Segundo assessores próximos, Lula tem conseguido se distanciar da maré de notícias desfavoráveis que prevaleceu nos primeiros meses do ano. Se, na edição de abril da pesquisa, a diferença entre as avaliações negativas (29%) e positivas (40%) era de 11 pontos percentuais, essa distância caiu para 9 pontos em uma pesquisa mais recente, e para apenas 6 pontos na edição mais recente, com 38% de aprovação e 32% de desaprovação.
Éden Valadares, secretário de comunicação do Partido dos Trabalhadores e um importante membro da campanha à reeleição, afirma que a mudança no ambiente político se deve, em parte, ao fato de que, durante o primeiro trimestre, a gestão teve poucos avanços concretos e foi dominada por escândalos relacionados a figuras próximas ao governo, como o senador Flávio Bolsonaro. A partir de abril, a estratégia se concentrou em promover a defesa de temas como a redução da jornada de trabalho 6×1 e intensificar ataques aos opositores.

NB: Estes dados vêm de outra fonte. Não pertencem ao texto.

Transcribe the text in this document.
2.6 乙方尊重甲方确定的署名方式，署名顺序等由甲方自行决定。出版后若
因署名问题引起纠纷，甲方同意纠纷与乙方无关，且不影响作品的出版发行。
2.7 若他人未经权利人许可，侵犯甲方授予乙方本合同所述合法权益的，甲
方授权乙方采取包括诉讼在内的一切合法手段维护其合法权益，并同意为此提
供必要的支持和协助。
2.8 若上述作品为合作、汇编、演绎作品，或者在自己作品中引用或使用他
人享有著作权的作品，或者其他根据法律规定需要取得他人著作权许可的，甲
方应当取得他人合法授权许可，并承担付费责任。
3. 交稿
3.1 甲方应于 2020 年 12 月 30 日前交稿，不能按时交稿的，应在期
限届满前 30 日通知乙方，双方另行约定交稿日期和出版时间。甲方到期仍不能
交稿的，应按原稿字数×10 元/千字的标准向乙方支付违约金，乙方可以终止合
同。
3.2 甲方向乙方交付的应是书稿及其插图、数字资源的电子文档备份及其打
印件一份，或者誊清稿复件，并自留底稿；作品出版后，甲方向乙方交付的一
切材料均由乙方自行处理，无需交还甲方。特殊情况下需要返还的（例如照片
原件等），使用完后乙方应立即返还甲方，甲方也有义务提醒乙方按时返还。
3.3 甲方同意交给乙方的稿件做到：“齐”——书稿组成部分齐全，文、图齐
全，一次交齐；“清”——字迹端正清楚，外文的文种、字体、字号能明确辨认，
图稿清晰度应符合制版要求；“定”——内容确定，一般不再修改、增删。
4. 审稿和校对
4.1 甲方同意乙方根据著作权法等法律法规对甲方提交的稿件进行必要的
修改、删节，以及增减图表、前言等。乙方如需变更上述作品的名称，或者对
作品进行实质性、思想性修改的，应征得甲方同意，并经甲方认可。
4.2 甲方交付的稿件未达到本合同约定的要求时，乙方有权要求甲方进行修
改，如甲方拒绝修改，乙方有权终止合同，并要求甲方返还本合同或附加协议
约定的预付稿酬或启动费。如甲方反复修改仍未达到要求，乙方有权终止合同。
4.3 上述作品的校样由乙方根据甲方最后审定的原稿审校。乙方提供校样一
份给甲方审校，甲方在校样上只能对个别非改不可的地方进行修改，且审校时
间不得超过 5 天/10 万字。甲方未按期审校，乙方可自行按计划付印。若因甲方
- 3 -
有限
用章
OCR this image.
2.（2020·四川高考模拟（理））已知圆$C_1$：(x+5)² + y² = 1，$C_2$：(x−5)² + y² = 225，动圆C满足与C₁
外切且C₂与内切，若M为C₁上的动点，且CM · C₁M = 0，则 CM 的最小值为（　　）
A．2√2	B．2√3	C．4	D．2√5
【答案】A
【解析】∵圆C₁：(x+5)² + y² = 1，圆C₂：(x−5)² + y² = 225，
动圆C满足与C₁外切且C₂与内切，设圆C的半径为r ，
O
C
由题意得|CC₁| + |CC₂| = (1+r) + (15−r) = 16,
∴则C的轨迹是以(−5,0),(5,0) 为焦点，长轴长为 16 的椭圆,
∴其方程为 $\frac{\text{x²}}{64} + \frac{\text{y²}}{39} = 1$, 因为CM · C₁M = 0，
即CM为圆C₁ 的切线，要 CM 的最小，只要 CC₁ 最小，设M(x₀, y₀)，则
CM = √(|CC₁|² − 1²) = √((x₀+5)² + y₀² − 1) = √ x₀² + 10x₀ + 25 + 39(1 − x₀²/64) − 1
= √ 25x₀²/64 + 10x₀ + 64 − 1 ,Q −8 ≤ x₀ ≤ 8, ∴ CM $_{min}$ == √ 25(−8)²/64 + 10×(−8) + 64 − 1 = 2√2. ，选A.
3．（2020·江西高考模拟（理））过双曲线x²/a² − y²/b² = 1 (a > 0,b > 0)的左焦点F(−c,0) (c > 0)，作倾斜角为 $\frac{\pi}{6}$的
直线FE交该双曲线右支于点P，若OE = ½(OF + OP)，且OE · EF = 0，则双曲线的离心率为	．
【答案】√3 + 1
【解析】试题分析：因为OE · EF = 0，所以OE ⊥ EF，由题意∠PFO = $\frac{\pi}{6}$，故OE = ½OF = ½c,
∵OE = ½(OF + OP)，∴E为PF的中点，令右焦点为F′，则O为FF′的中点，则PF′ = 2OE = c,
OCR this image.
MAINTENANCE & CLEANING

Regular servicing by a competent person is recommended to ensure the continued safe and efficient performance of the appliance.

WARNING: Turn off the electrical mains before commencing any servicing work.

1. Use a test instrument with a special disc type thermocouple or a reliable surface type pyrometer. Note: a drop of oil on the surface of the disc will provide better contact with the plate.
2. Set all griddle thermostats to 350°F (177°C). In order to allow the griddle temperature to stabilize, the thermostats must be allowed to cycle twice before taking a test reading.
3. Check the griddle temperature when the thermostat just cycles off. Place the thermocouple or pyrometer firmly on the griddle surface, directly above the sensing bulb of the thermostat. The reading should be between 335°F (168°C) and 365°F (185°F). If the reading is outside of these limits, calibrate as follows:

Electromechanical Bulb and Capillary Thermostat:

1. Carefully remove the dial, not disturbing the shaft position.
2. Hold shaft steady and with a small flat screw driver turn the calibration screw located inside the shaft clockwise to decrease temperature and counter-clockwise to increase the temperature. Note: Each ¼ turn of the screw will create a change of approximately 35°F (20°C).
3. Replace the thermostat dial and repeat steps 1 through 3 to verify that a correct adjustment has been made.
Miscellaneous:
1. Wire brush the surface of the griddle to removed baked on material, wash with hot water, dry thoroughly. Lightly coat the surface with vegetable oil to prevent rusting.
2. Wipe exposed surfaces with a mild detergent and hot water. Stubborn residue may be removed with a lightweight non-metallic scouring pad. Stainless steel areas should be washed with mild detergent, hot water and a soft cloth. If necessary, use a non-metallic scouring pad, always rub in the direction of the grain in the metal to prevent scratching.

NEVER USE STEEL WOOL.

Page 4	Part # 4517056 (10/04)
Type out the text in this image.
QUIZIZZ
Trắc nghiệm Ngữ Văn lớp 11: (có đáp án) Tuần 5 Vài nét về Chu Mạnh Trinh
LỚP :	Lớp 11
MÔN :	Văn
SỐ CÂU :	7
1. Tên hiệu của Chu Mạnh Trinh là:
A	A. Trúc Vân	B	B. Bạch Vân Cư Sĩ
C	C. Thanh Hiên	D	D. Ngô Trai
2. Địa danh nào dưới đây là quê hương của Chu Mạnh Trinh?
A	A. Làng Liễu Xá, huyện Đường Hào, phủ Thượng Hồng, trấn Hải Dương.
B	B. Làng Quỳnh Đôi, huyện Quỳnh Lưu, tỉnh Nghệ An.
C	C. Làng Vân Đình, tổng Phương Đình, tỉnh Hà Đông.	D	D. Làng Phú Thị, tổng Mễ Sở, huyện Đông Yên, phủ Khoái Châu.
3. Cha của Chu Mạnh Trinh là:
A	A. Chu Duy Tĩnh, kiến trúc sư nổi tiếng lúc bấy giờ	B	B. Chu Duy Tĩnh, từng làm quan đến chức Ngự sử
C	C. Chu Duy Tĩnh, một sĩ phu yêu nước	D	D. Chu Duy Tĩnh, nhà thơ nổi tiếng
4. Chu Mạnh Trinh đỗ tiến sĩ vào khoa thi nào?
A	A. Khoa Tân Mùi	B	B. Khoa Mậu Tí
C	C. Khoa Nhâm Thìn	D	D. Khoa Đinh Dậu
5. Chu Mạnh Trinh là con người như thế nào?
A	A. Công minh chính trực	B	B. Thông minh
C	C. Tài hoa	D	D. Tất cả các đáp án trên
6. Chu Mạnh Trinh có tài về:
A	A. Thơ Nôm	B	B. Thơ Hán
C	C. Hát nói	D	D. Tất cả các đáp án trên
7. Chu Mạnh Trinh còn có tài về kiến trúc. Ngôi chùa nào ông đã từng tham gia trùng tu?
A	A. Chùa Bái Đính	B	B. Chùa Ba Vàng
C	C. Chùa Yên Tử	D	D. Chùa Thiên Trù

Recentemente, a administração de Lula implementou um “pacote de bondades”, que inclui a nova versão do programa Desenrola, a eliminação de taxas sobre produtos variados, subsídios para combater a alta nos preços dos combustíveis, e linhas de crédito específicas para taxistas e motoristas de aplicativo que desejam trocar de veículos. A retomada dessa agenda positiva, junto com as viagens internacionais do presidente e a intensificação de ações que impactam diretamente a vida da população, tem gerado bastante repercussão.
O secretário Valadares também destaca que a cobertura midiática focada nas investigações envolvendo Flávio Bolsonaro e o banqueiro Daniel Vorcaro tem ajudado a moldar a percepção do governo. Embora reconheça que a aprovação ainda careça de um impulso mais acelerado, ele argumenta que as condições atuais não favorecem mudanças bruscas e que é importante alinhar as expectativas em relação aos índices de aprovação na política contemporânea, onde não se deve esperar índices superiores a 70% a 80%.
Para Valadares, o atual processo de mudança na avaliação do governo é gradual, mas está seguindo o caminho possível dentro da conjuntura política. “É preciso entender que, no cenário atual, não teremos presidentes com altas taxas de aprovação, e devemos focar nas estratégias que funcionam em 2026, não mais em 2006”, conclui.